If you are looking for a peaceful relaxing break in the unspoilt surroundings of the Lake District National Park, then the 4 star awarded Swaledale Watch is for you.
The property is a very busy working sheep farm just a mile outside the picture-perfect village of Caldbeck and situated in the Lake District National Park. For all, you animal lovers there are plenty of different species and birds which can be seen around the farm at various times of the year, With the Lambing season being a particular favourite with guests. Please look at the website to see pictures of what is on offer.
There are 4 rooms available all of which are tastefully decorated with private facilities with both bath and shower. All rooms are equipped with a tea tray, colour TV, clock radio and shoe cleaner. Clean towels are also provided daily, please visit the website for more pictures of the high standards of the rooms. Families are welcome, a high chair and cot can be provided upon request.
There is a large guest lounge and dining room in the main house which both have beautiful views across the fells. The self-contained Annexe provides an en-suite double bedroom and another en-suite twin bedroom with its own lounge.
Don’t worry if the weather seems to be against you as if you are rained off then you are welcome to use the many books, jigsaws and board games available in the guest lounges. When the weather gets a bit chilly there are open fires to relax in front of. Yes, Swaledale Watch is definitely the place to get away from it all and truly unwind.
£30 - £38 pppn
Dependent on number sharing and type of room. Children sharing a family room are charged according to age e.g. 1-year-old costs £1.00, 5-year-old costs £5.00 and 11-year-old costs £11.00.
To enquire about accommodation at Swaledale Watch, please contact Arnold or Nan at any reasonable time. You may telephone or fax your enquiry.
From the M6, leave at Junction 41 and take the B5305 west to Wigton. Travel through Unthank and turn left signposted Caldbeck on the B5299. This road takes you through Heskett Newmarket and through Caldbeck village. Keep the Oddfellows public house to your right and continue up the hill out of the village for a mile with the river on your right and Swaledale Watch is on the left opposite the small bridge signposted to Wigton across the fell.
This is a tranquil area but there is still plenty to offer any visitor Caldbeck is well situated for either walking the rolling northern fells or touring by car. Situated almost equidistant from Keswick, Cockermouth (Wordsworth’s birthplace), Penrith (Ullswater), Carlisle (The Border City) and the Solway coast. Caldbeck has a long history. Going back as far as 560 AD, Caldbecks mining and milling industries (long since gone) have also left a wealth of fascinating history behind them. Retrace this by visiting the numerous mills still in existence, including Priests Mill which is now a thriving tourist centre.
If I may suggest, days out to consider are Hadrian’s Wall, the Eden Valley, with its red sandstone villages, or a trip on the Carlisle to Settle railway.

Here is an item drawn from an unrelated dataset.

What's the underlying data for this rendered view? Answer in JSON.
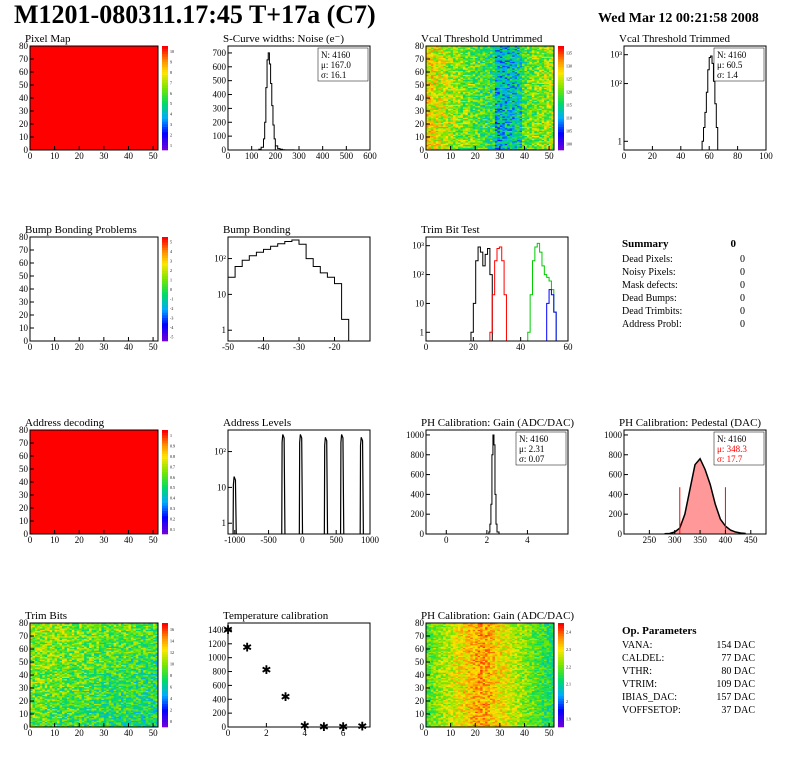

You are within 100 yards of the start of a memorable walk into Caldbeck. You pass through "The Howk", a limestone gorge with a beautiful waterfall and the remains of the old bobbin mill. Stop off in Caldbeck for refreshments in the well-stocked village post office/shop or the pub, which serves bar snacks or full restaurant meals. Carry on to Hesket-Newmarket via "Waters meetings". There are a great many well-marked footpaths for you to choose a day locally. You will find hedgerows bursting with wildflowers, and we are fortunate in still having red squirrels in the woodlands and trout in streams. A variety of animals and birds can be seen around the farm at various times of the year, lambing time being a particular favourite.